In statistics, the target population is understood to be a set of units from which we wish to obtain certain information. This set must be perfectly defined so that it is known, in an unequivocal manner, whether or not a certain unit belongs to the population.

Depending on the economic reality that is to be measured, the most appropriate "unit" from which information is to be obtained is established, as well as the criteria for considering this unit to be part of the target population or not. In other words, the statistical unit and the scope to which the population to be investigated is restricted must be clearly established. The size of the population is the number of elements or units that make up said population.

The concept of population set out above, as a set of units from which information is desired, is an ideal model. In practice, the sample is selected from a support material, a list of units, called a frame, which coincides with the target population. Strictly speaking, the sampling frame is defined as the list of sampling units from which the sample is selected.

Two methods can be considered to get to know the characteristics of the study population:

Exhaustive or census survey. The research is carried out on each and every one of the units that make up the population.
Sample survey. A set of elements is selected to form the sample, on which the characteristics of interest to the study will be investigated. This sample, which will have been duly selected (by means of sampling design techniques) will fulfil the function of representing the entire population, so that with the sample results it will be possible to obtain (estimate), by means of statistical inference, the population results. In other words, from the data obtained on a fraction of the population (sample), conclusions valid for the whole population are drawn.

The advantages of sample surveys are speed, and also that they do not incorporate statistical burden (completion of questionnaires) on the whole population. On the other hand, the statistical results (i.e. estimates) have a certain random character and differ to a greater or lesser extent from those that would have been obtained by investigating the whole population. In other words, the fact that the variables of interest to the study are measured in only part of the population means that the final values obtained for the whole population are estimates that are more or less close to the true values and, moreover, may vary according to the particular sample selected.

Stratified sampling

Sampling is the procedure or set of techniques for obtaining one or more samples that can be representative of a population. Strictly speaking, the term 'sampling' also applies to the method of selecting the sample.

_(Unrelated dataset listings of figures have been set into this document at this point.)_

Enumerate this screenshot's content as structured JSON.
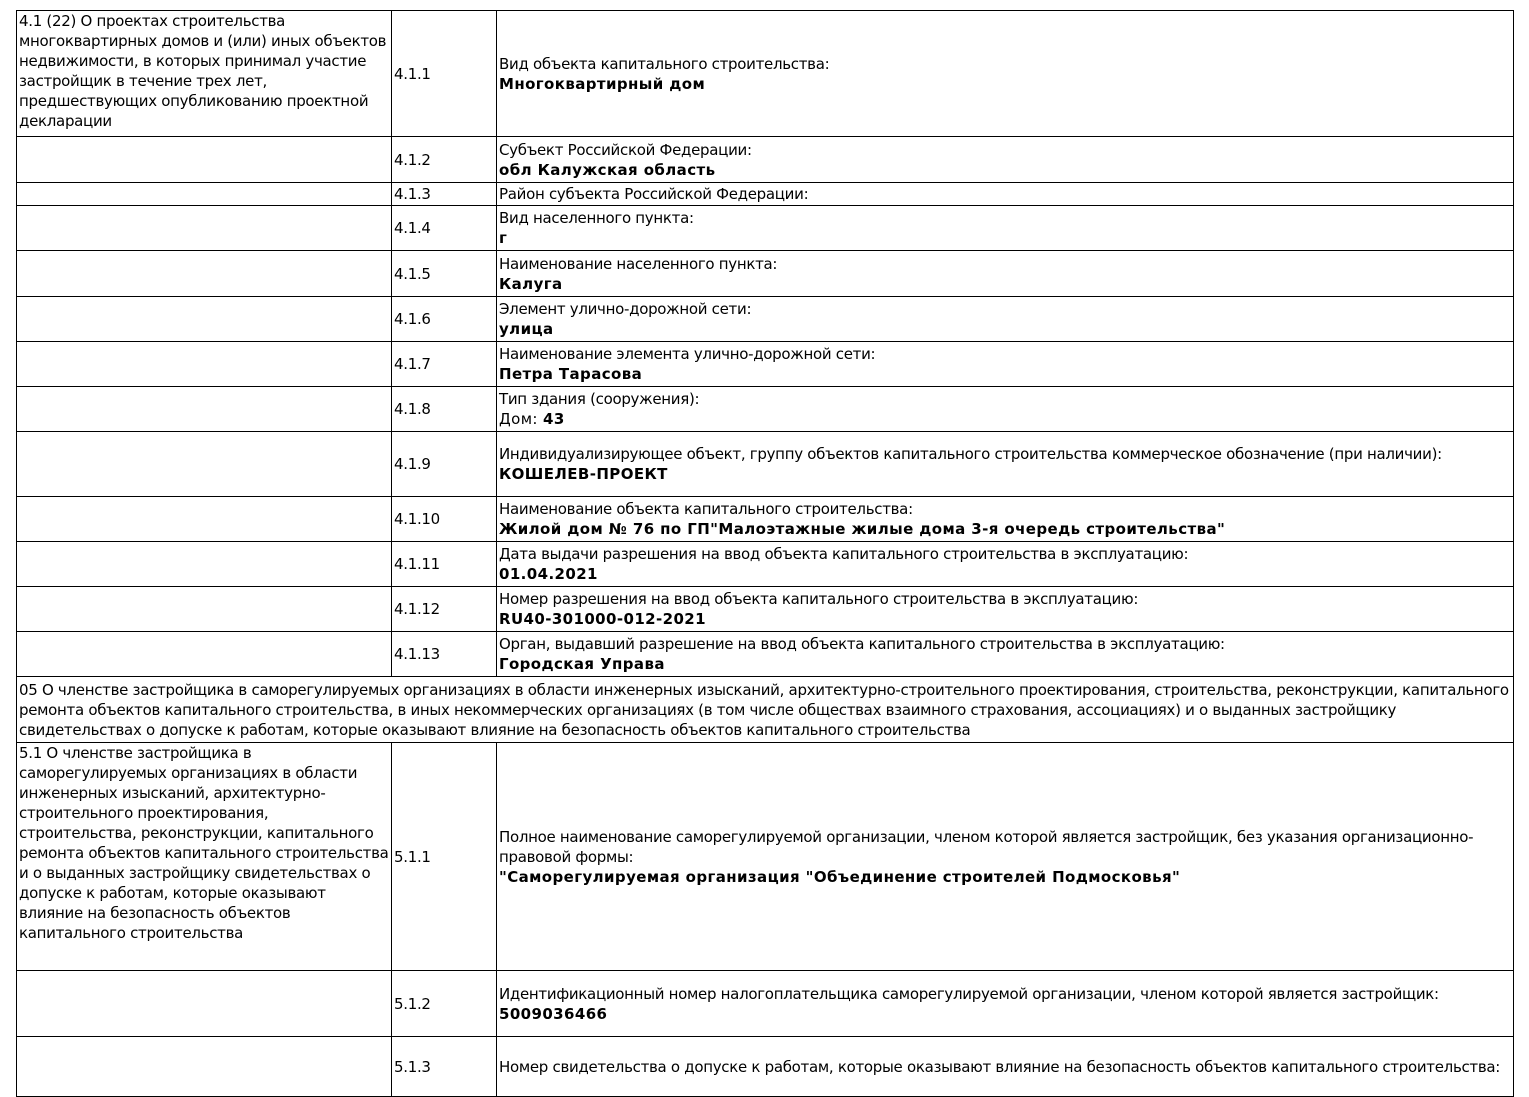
{
  "rows": [
    {
      "section": "4.1 (22) О проектах строительства многоквартирных домов и (или) иных объектов недвижимости, в которых принимал участие застройщик в течение трех лет, предшествующих опубликованию проектной декларации",
      "num": "4.1.1",
      "label": "Вид объекта капитального строительства:",
      "value": "Многоквартирный дом"
    },
    {
      "section": "",
      "num": "4.1.2",
      "label": "Субъект Российской Федерации:",
      "value": "обл Калужская область"
    },
    {
      "section": "",
      "num": "4.1.3",
      "label": "Район субъекта Российской Федерации:",
      "value": ""
    },
    {
      "section": "",
      "num": "4.1.4",
      "label": "Вид населенного пункта:",
      "value": "г"
    },
    {
      "section": "",
      "num": "4.1.5",
      "label": "Наименование населенного пункта:",
      "value": "Калуга"
    },
    {
      "section": "",
      "num": "4.1.6",
      "label": "Элемент улично-дорожной сети:",
      "value": "улица"
    },
    {
      "section": "",
      "num": "4.1.7",
      "label": "Наименование элемента улично-дорожной сети:",
      "value": "Петра Тарасова"
    },
    {
      "section": "",
      "num": "4.1.8",
      "label": "Тип здания (сооружения):",
      "value_prefix": "Дом: ",
      "value": "43"
    },
    {
      "section": "",
      "num": "4.1.9",
      "label": "Индивидуализирующее объект, группу объектов капитального строительства коммерческое обозначение (при наличии):",
      "value": "КОШЕЛЕВ-ПРОЕКТ"
    },
    {
      "section": "",
      "num": "4.1.10",
      "label": "Наименование объекта капитального строительства:",
      "value": "Жилой дом № 76 по ГП\"Малоэтажные жилые дома 3-я очередь строительства\""
    },
    {
      "section": "",
      "num": "4.1.11",
      "label": "Дата выдачи разрешения на ввод объекта капитального строительства в эксплуатацию:",
      "value": "01.04.2021"
    },
    {
      "section": "",
      "num": "4.1.12",
      "label": "Номер разрешения на ввод объекта капитального строительства в эксплуатацию:",
      "value": "RU40-301000-012-2021"
    },
    {
      "section": "",
      "num": "4.1.13",
      "label": "Орган, выдавший разрешение на ввод объекта капитального строительства в эксплуатацию:",
      "value": "Городская Управа"
    },
    {
      "header": "05 О членстве застройщика в саморегулируемых организациях в области инженерных изысканий, архитектурно-строительного проектирования, строительства, реконструкции, капитального ремонта объектов капитального строительства, в иных некоммерческих организациях (в том числе обществах взаимного страхования, ассоциациях) и о выданных застройщику свидетельствах о допуске к работам, которые оказывают влияние на безопасность объектов капитального строительства"
    },
    {
      "section": "5.1 О членстве застройщика в саморегулируемых организациях в области инженерных изысканий, архитектурно-строительного проектирования, строительства, реконструкции, капитального ремонта объектов капитального строительства и о выданных застройщику свидетельствах о допуске к работам, которые оказывают влияние на безопасность объектов капитального строительства",
      "num": "5.1.1",
      "label": "Полное наименование саморегулируемой организации, членом которой является застройщик, без указания организационно-правовой формы:",
      "value": "\"Саморегулируемая организация \"Объединение строителей Подмосковья\""
    },
    {
      "section": "",
      "num": "5.1.2",
      "label": "Идентификационный номер налогоплательщика саморегулируемой организации, членом которой является застройщик:",
      "value": "5009036466"
    },
    {
      "section": "",
      "num": "5.1.3",
      "label": "Номер свидетельства о допуске к работам, которые оказывают влияние на безопасность объектов капитального строительства:",
      "value": ""
    }
  ]
}
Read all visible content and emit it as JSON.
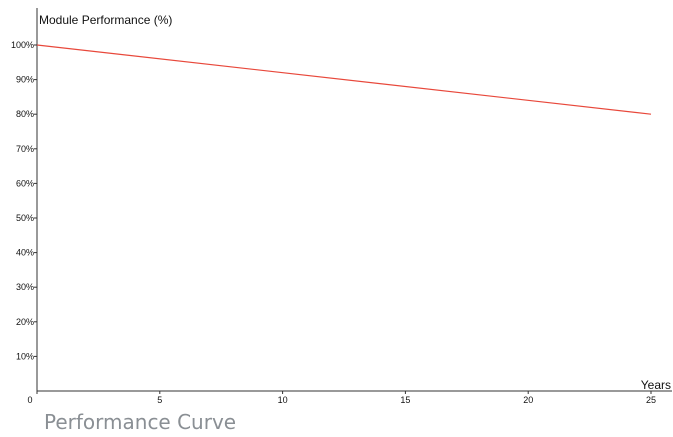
{
  "chart_data": {
    "type": "line",
    "ylabel": "Module Performance (%)",
    "xlabel": "Years",
    "x_ticks": [
      0,
      5,
      10,
      15,
      20,
      25
    ],
    "y_ticks": [
      10,
      20,
      30,
      40,
      50,
      60,
      70,
      80,
      90,
      100
    ],
    "y_tick_suffix": "%",
    "xlim": [
      0,
      25
    ],
    "ylim": [
      0,
      100
    ],
    "grid": false,
    "series": [
      {
        "color": "#e8483b",
        "points": [
          {
            "x": 0,
            "y": 100
          },
          {
            "x": 25,
            "y": 80
          }
        ]
      }
    ]
  },
  "caption": "Performance Curve"
}
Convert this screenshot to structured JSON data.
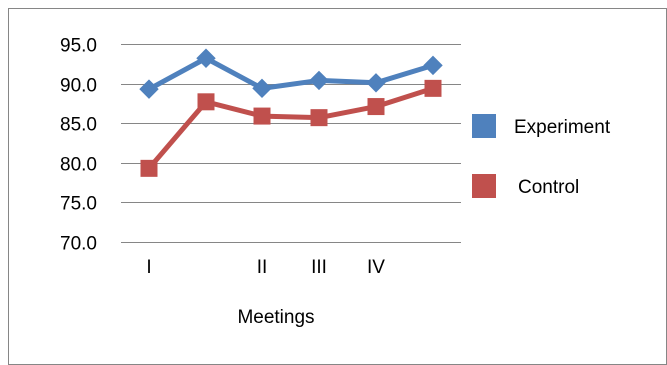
{
  "chart_data": {
    "type": "line",
    "title": "",
    "xlabel": "Meetings",
    "ylabel": "",
    "categories": [
      "I",
      "",
      "II",
      "III",
      "IV",
      ""
    ],
    "ylim": [
      70.0,
      95.0
    ],
    "y_ticks": [
      "70.0",
      "75.0",
      "80.0",
      "85.0",
      "90.0",
      "95.0"
    ],
    "grid": true,
    "legend_position": "right",
    "series": [
      {
        "name": "Experiment",
        "color": "#4F81BD",
        "marker": "diamond",
        "values": [
          89.3,
          93.2,
          89.4,
          90.4,
          90.1,
          92.3
        ]
      },
      {
        "name": "Control",
        "color": "#C0504D",
        "marker": "square",
        "values": [
          79.3,
          87.7,
          85.9,
          85.7,
          87.1,
          89.4
        ]
      }
    ]
  }
}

There are several types of sampling, although the one normally used in economic surveys conducted by the National Statistics Institute is stratified sampling.

It consists of considering typical categories different from each other (strata) that are highly homogeneous with respect to some characteristic. The aim of this type of sampling is to ensure that all strata of interest are adequately represented in the sample. Each stratum functions independently, and other sampling techniques (simple random, systematic, etc.) can be applied within them to choose the specific elements that will be part of the sample.

Stratification consists of dividing the population into sub-populations or strata and then obtaining independent samples from each stratum. The total sample is thus formed by the sum of the sub-samples of all the strata. For the formation of each stratum, it is usual to use the variables of activity, size (number of employees) and geographical location (Autonomous Community).

The distribution of the sample by strata (called affixation) is often made proportional to the size of the stratum (number of units of the population in the stratum) and to the standard deviation of the variable we are considering (the so-called optimal affixation method). This variable must have a strong relationship with the main variables that we want to study in the survey, and as these are usually economic variables, the number of workers in the company is usually used for the affixation.

On some occasions, the population size of a stratum is so small, or the variability of the units that make it up is so wide, that it is necessary to collect information from all of the units included in it. This is determined by the affixation and also because the absence of some of the units would cause errors in the estimates and unreliable final results of the survey.